Summary: Summaries generated by the LLM are stored in Bytewax's state and can be accessed as needed. Note that if scaling is required, Bytewax manages this state across various workers, ensuring data is routed correctly for stateful operations.
Find an Answer: To find canonical answers to questions, the system leverages data from preloaded documents and the Qdrant component. These answers also take into account the summaries that have been generated and stored in the state. Embeddings will be created using Qdrant with fastembed.
The final step: is to send the responses back. For simplicity, we will start with the StdOutSink and switch to the Slack API if time allows.

5. Bonus! Feedback loop (20 minutes, if time allows)
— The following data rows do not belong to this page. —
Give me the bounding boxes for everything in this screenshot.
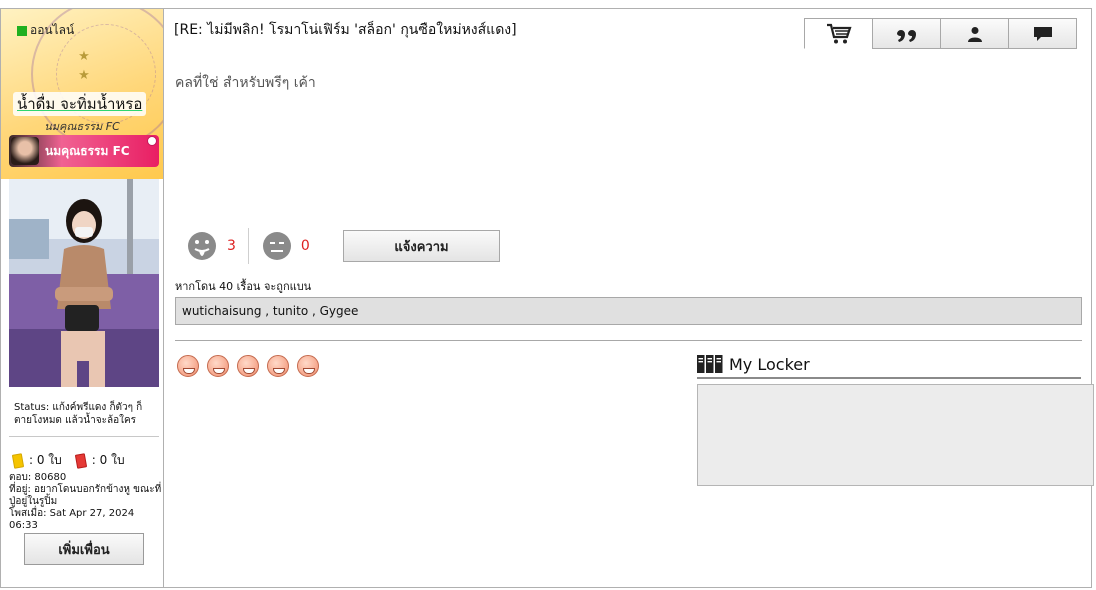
yellow-card-count: : 0 ใบ xyxy=(11,451,62,470)
reply-count: ตอบ: 80680 xyxy=(9,472,67,483)
add-friend-button[interactable]: เพิ่มเพื่อน xyxy=(24,533,144,565)
tongue-face-icon xyxy=(188,232,216,260)
profile-icon xyxy=(967,26,982,42)
author-avatar[interactable] xyxy=(9,179,159,387)
grin-emoji-icon[interactable] xyxy=(207,355,229,377)
like-vote[interactable]: 3 xyxy=(185,229,236,263)
grin-emoji-icon[interactable] xyxy=(237,355,259,377)
author-profile-panel: ออนไลน์ ★ ★ น้ำดื่ม จะทิ่มน้ำหรอ นมคุณธร… xyxy=(1,9,164,587)
star-icon: ★ xyxy=(78,68,90,83)
section-divider xyxy=(175,340,1082,341)
neutral-face-icon xyxy=(262,232,291,260)
locker-content xyxy=(697,384,1094,486)
post-toolbar xyxy=(804,18,1077,49)
vote-divider xyxy=(247,228,249,264)
message-button[interactable] xyxy=(1008,18,1077,49)
club-banner[interactable]: นมคุณธรรม FC xyxy=(9,135,159,167)
report-button[interactable]: แจ้งความ xyxy=(343,230,500,262)
red-card-icon xyxy=(74,452,87,469)
locker-icon xyxy=(697,355,723,373)
profile-divider xyxy=(9,436,159,437)
voter-list: wutichaisung , tunito , Gygee xyxy=(175,297,1082,325)
rank-stars: ★ ★ xyxy=(75,47,93,85)
club-banner-label: นมคุณธรรม FC xyxy=(45,143,130,158)
card-counts: : 0 ใบ : 0 ใบ xyxy=(11,451,125,470)
quote-icon xyxy=(896,29,916,42)
grin-emoji-icon[interactable] xyxy=(297,355,319,377)
message-icon xyxy=(1033,26,1052,41)
grin-emoji-icon[interactable] xyxy=(177,355,199,377)
star-icon: ★ xyxy=(78,49,90,64)
online-label: ออนไลน์ xyxy=(30,23,75,37)
locker-header: My Locker xyxy=(697,351,1081,379)
online-indicator-icon xyxy=(17,25,27,36)
profile-button[interactable] xyxy=(940,18,1009,49)
dislike-vote[interactable]: 0 xyxy=(261,230,310,262)
post-timestamp: โพสเมื่อ: Sat Apr 27, 2024 06:33 xyxy=(9,508,135,531)
author-username[interactable]: น้ำดื่ม จะทิ่มน้ำหรอ xyxy=(13,92,147,116)
club-badge-icon xyxy=(147,136,157,146)
author-title: นมคุณธรรม FC xyxy=(44,120,120,133)
red-card-count: : 0 ใบ xyxy=(74,451,125,470)
profile-header: ออนไลน์ ★ ★ น้ำดื่ม จะทิ่มน้ำหรอ นมคุณธร… xyxy=(1,9,163,179)
author-location: ที่อยู่: อยากโดนบอกรักข้างหู ขณะที่ปู่อย… xyxy=(9,484,162,507)
online-status: ออนไลน์ xyxy=(17,21,74,40)
grin-emoji-icon[interactable] xyxy=(267,355,289,377)
post-title: [RE: ไม่มีพลิก! โรมาโน่เฟิร์ม 'สล็อก' กุ… xyxy=(174,22,517,38)
locker-title: My Locker xyxy=(729,354,810,374)
reaction-emojis xyxy=(177,355,319,377)
red-card-label: : 0 ใบ xyxy=(91,453,125,467)
yellow-card-icon xyxy=(11,452,25,469)
post-body: คลที่ใช่ สำหรับพรีๆ เค้า xyxy=(175,75,316,91)
dislike-count: 0 xyxy=(300,238,310,254)
cart-icon xyxy=(826,23,852,43)
author-status: Status: แก้งค์พรีแดง ก็ตัวๆ ก็ตายโงหมด แ… xyxy=(14,402,143,426)
author-meta: ตอบ: 80680 ที่อยู่: อยากโดนบอกรักข้างหู … xyxy=(9,472,164,532)
cart-button[interactable] xyxy=(804,18,873,49)
quote-button[interactable] xyxy=(872,18,941,49)
vote-section: 3 0 xyxy=(185,228,310,264)
like-count: 3 xyxy=(227,238,236,254)
ban-note: หากโดน 40 เรื้อน จะถูกแบน xyxy=(175,280,312,293)
post-container: ออนไลน์ ★ ★ น้ำดื่ม จะทิ่มน้ำหรอ นมคุณธร… xyxy=(0,8,1094,588)
club-avatar xyxy=(11,137,39,165)
yellow-card-label: : 0 ใบ xyxy=(29,453,62,467)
Once we build our pipeline, we can ask questions and receive RAG-enriched responses. But so far, we've been using the StdOutSink. In this step, we replace it and will see how to push responses back to a Slack channel.

6. Recap (15 minutes)

We'll wrap up with a demo! And discuss what we learned and where to go next.

Speakers:

workshop speakers2.png

Henrik Nyman, Co-Founder & Senior Software Architect at Softlandia Oy. Henrik is a distinguished software architect and co-founder of Softlandia Ltd. His expertise spans the design of complex systems such as fully automated factory lines and state-of-the-art measurement devices. The practical experience is paired with a proficiency in Python, C/C++, Rust, and hardware integration, together with a field knowledge in optics, robotics and metrology.

Mikko Lehtimäki, Co-Founder & Data Scientist at Softlandia Oy. Mikko is a data scientist, researcher and software engineer and one of the founders of Softlandia Ltd. He has a long background in working with data in all ways possible. Mikko has contributed to Llama-index and Guardrails-AI, two of the leading open-source initiatives in the LLM space. He is also the beloved host of our Data Science Infrastructure meetups.

Zander Matheson, Founder & CEO at Bytewax. Zander is a seasoned data engineer who has founded and currently helms Bytewax. Zander has worked in the data space since 2014 at Heroku, GitHub, and an NLP startup. Before that, he attended business school at the UT Austin and HEC Paris in Europe.